A contrario, j’ai varié mes lectures. Jusque-là, je lisais surtout des romances et, parfois, d’autres genres. Et j’en lis toujours, c’est clairement ce que je préfère, car ça me vide la tête après une bonne journée de travail. Mais comme je vous l’ai dit plus haut, je m’intéresse de plus en plus à la politique. J’ai donc commencé à lire des essais et enquêtes à ce sujet. J’en ai d’ailleurs parlé de certains sur le blog et, si vous voulez jeter un œil à mes articles, je vous invite à vous rendre dans la rubrique correspondante. Je continuerai d’en lire en 2026, en alternant avec des lectures plus chill, histoire de garder un équilibre. Je me suis aussi mis à lire des articles de journaux et de blog, selon le thème qui m’intéresse.
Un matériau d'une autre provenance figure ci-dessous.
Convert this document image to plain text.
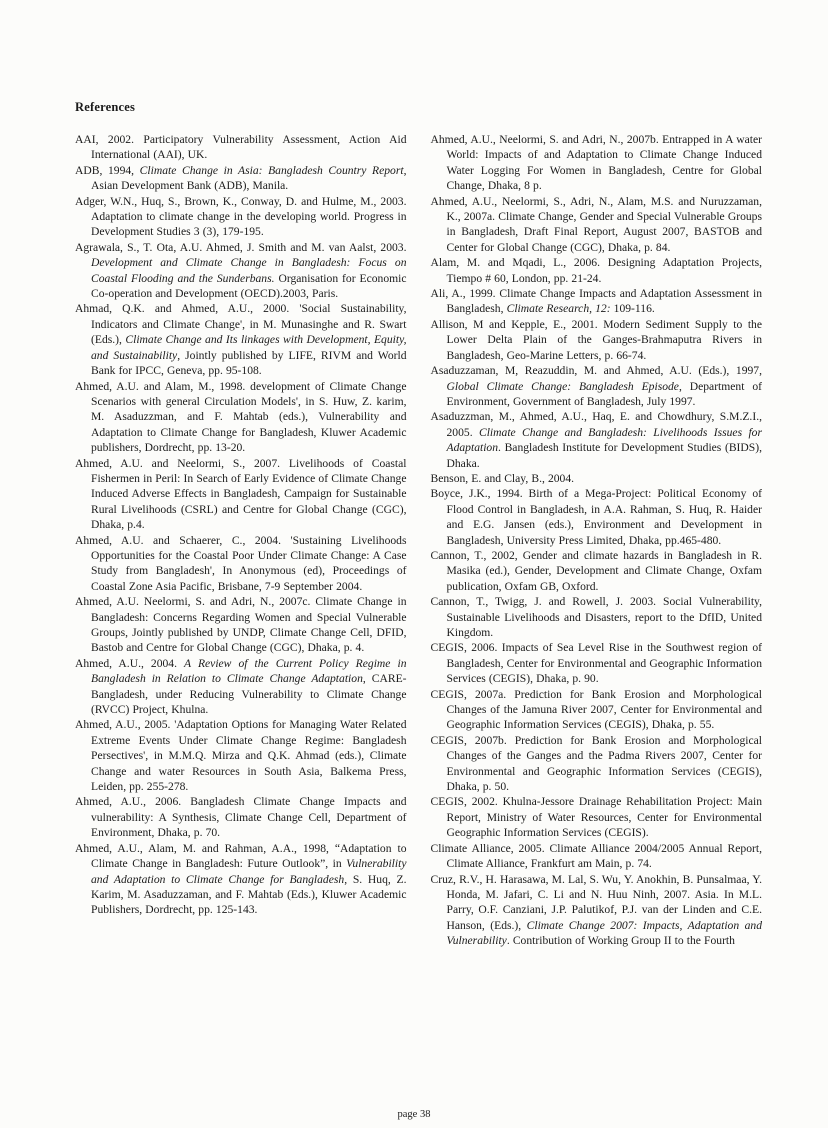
References

AAI, 2002. Participatory Vulnerability Assessment, Action Aid International (AAI), UK.

ADB, 1994, Climate Change in Asia: Bangladesh Country Report, Asian Development Bank (ADB), Manila.

Adger, W.N., Huq, S., Brown, K., Conway, D. and Hulme, M., 2003. Adaptation to climate change in the developing world. Progress in Development Studies 3 (3), 179-195.

Agrawala, S., T. Ota, A.U. Ahmed, J. Smith and M. van Aalst, 2003. Development and Climate Change in Bangladesh: Focus on Coastal Flooding and the Sunderbans. Organisation for Economic Co-operation and Development (OECD).2003, Paris.

Ahmad, Q.K. and Ahmed, A.U., 2000. 'Social Sustainability, Indicators and Climate Change', in M. Munasinghe and R. Swart (Eds.), Climate Change and Its linkages with Development, Equity, and Sustainability, Jointly published by LIFE, RIVM and World Bank for IPCC, Geneva, pp. 95-108.

Ahmed, A.U. and Alam, M., 1998. development of Climate Change Scenarios with general Circulation Models', in S. Huw, Z. karim, M. Asaduzzman, and F. Mahtab (eds.), Vulnerability and Adaptation to Climate Change for Bangladesh, Kluwer Academic publishers, Dordrecht, pp. 13-20.

Ahmed, A.U. and Neelormi, S., 2007. Livelihoods of Coastal Fishermen in Peril: In Search of Early Evidence of Climate Change Induced Adverse Effects in Bangladesh, Campaign for Sustainable Rural Livelihoods (CSRL) and Centre for Global Change (CGC), Dhaka, p.4.

Ahmed, A.U. and Schaerer, C., 2004. 'Sustaining Livelihoods Opportunities for the Coastal Poor Under Climate Change: A Case Study from Bangladesh', In Anonymous (ed), Proceedings of Coastal Zone Asia Pacific, Brisbane, 7-9 September 2004.

Ahmed, A.U. Neelormi, S. and Adri, N., 2007c. Climate Change in Bangladesh: Concerns Regarding Women and Special Vulnerable Groups, Jointly published by UNDP, Climate Change Cell, DFID, Bastob and Centre for Global Change (CGC), Dhaka, p. 4.

Ahmed, A.U., 2004. A Review of the Current Policy Regime in Bangladesh in Relation to Climate Change Adaptation, CARE-Bangladesh, under Reducing Vulnerability to Climate Change (RVCC) Project, Khulna.

Ahmed, A.U., 2005. 'Adaptation Options for Managing Water Related Extreme Events Under Climate Change Regime: Bangladesh Persectives', in M.M.Q. Mirza and Q.K. Ahmad (eds.), Climate Change and water Resources in South Asia, Balkema Press, Leiden, pp. 255-278.

Ahmed, A.U., 2006. Bangladesh Climate Change Impacts and vulnerability: A Synthesis, Climate Change Cell, Department of Environment, Dhaka, p. 70.

Ahmed, A.U., Alam, M. and Rahman, A.A., 1998, “Adaptation to Climate Change in Bangladesh: Future Outlook”, in Vulnerability and Adaptation to Climate Change for Bangladesh, S. Huq, Z. Karim, M. Asaduzzaman, and F. Mahtab (Eds.), Kluwer Academic Publishers, Dordrecht, pp. 125-143.

Ahmed, A.U., Neelormi, S. and Adri, N., 2007b. Entrapped in A water World: Impacts of and Adaptation to Climate Change Induced Water Logging For Women in Bangladesh, Centre for Global Change, Dhaka, 8 p.

Ahmed, A.U., Neelormi, S., Adri, N., Alam, M.S. and Nuruzzaman, K., 2007a. Climate Change, Gender and Special Vulnerable Groups in Bangladesh, Draft Final Report, August 2007, BASTOB and Center for Global Change (CGC), Dhaka, p. 84.

Alam, M. and Mqadi, L., 2006. Designing Adaptation Projects, Tiempo # 60, London, pp. 21-24.

Ali, A., 1999. Climate Change Impacts and Adaptation Assessment in Bangladesh, Climate Research, 12: 109-116.

Allison, M and Kepple, E., 2001. Modern Sediment Supply to the Lower Delta Plain of the Ganges-Brahmaputra Rivers in Bangladesh, Geo-Marine Letters, p. 66-74.

Asaduzzaman, M, Reazuddin, M. and Ahmed, A.U. (Eds.), 1997, Global Climate Change: Bangladesh Episode, Department of Environment, Government of Bangladesh, July 1997.

Asaduzzman, M., Ahmed, A.U., Haq, E. and Chowdhury, S.M.Z.I., 2005. Climate Change and Bangladesh: Livelihoods Issues for Adaptation. Bangladesh Institute for Development Studies (BIDS), Dhaka.

Benson, E. and Clay, B., 2004.

Boyce, J.K., 1994. Birth of a Mega-Project: Political Economy of Flood Control in Bangladesh, in A.A. Rahman, S. Huq, R. Haider and E.G. Jansen (eds.), Environment and Development in Bangladesh, University Press Limited, Dhaka, pp.465-480.

Cannon, T., 2002, Gender and climate hazards in Bangladesh in R. Masika (ed.), Gender, Development and Climate Change, Oxfam publication, Oxfam GB, Oxford.

Cannon, T., Twigg, J. and Rowell, J. 2003. Social Vulnerability, Sustainable Livelihoods and Disasters, report to the DfID, United Kingdom.

CEGIS, 2006. Impacts of Sea Level Rise in the Southwest region of Bangladesh, Center for Environmental and Geographic Information Services (CEGIS), Dhaka, p. 90.

CEGIS, 2007a. Prediction for Bank Erosion and Morphological Changes of the Jamuna River 2007, Center for Environmental and Geographic Information Services (CEGIS), Dhaka, p. 55.

CEGIS, 2007b. Prediction for Bank Erosion and Morphological Changes of the Ganges and the Padma Rivers 2007, Center for Environmental and Geographic Information Services (CEGIS), Dhaka, p. 50.

CEGIS, 2002. Khulna-Jessore Drainage Rehabilitation Project: Main Report, Ministry of Water Resources, Center for Environmental Geographic Information Services (CEGIS).

Climate Alliance, 2005. Climate Alliance 2004/2005 Annual Report, Climate Alliance, Frankfurt am Main, p. 74.

Cruz, R.V., H. Harasawa, M. Lal, S. Wu, Y. Anokhin, B. Punsalmaa, Y. Honda, M. Jafari, C. Li and N. Huu Ninh, 2007. Asia. In M.L. Parry, O.F. Canziani, J.P. Palutikof, P.J. van der Linden and C.E. Hanson, (Eds.), Climate Change 2007: Impacts, Adaptation and Vulnerability. Contribution of Working Group II to the Fourth

page 38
En variant les sources, pour justement sortir de mon biais d’informations mentionné précédemment.
Qu’attendre de plus en 2026 ?
Pour terminer avec ce billet « bilan », je vais lister ci-dessous ce que je souhaiterai pour cette année 2026. En vrac, j’aimerais :
- Que ma cheville gauche soit enfin guérie (je me suis fait une vilaine entorse l’été dernier et depuis, ça traîne, malgré tous les soins mis en place…) ;
- Varier mes écoutes musicales, notamment en découvrant de nouveaux artistes et, pourquoi pas, de nouveaux genres ;
- Continuer à écouter des podcasts et à regarder des vidéos sur YouTube, toujours en variant les sources et les points de vue ;
- Recommencer à épargner mensuellement, y compris des petites sommes ;
- Améliorer davantage mon espace de travail au niveau ergonomique, notamment en investissant dans un nouveau fauteuil ;
- Développer mon activité de traduction, encore et toujours ;
- Rester dans mon cocon de bien-être et de douceur ;
- …
J’ai sûrement oublié des « résolutions », mais je pense que ce sera déjà pas mal pour cette année !
En conclusion…
J’espère que 2026 m’apportera autant de belles choses qu’en 2025 !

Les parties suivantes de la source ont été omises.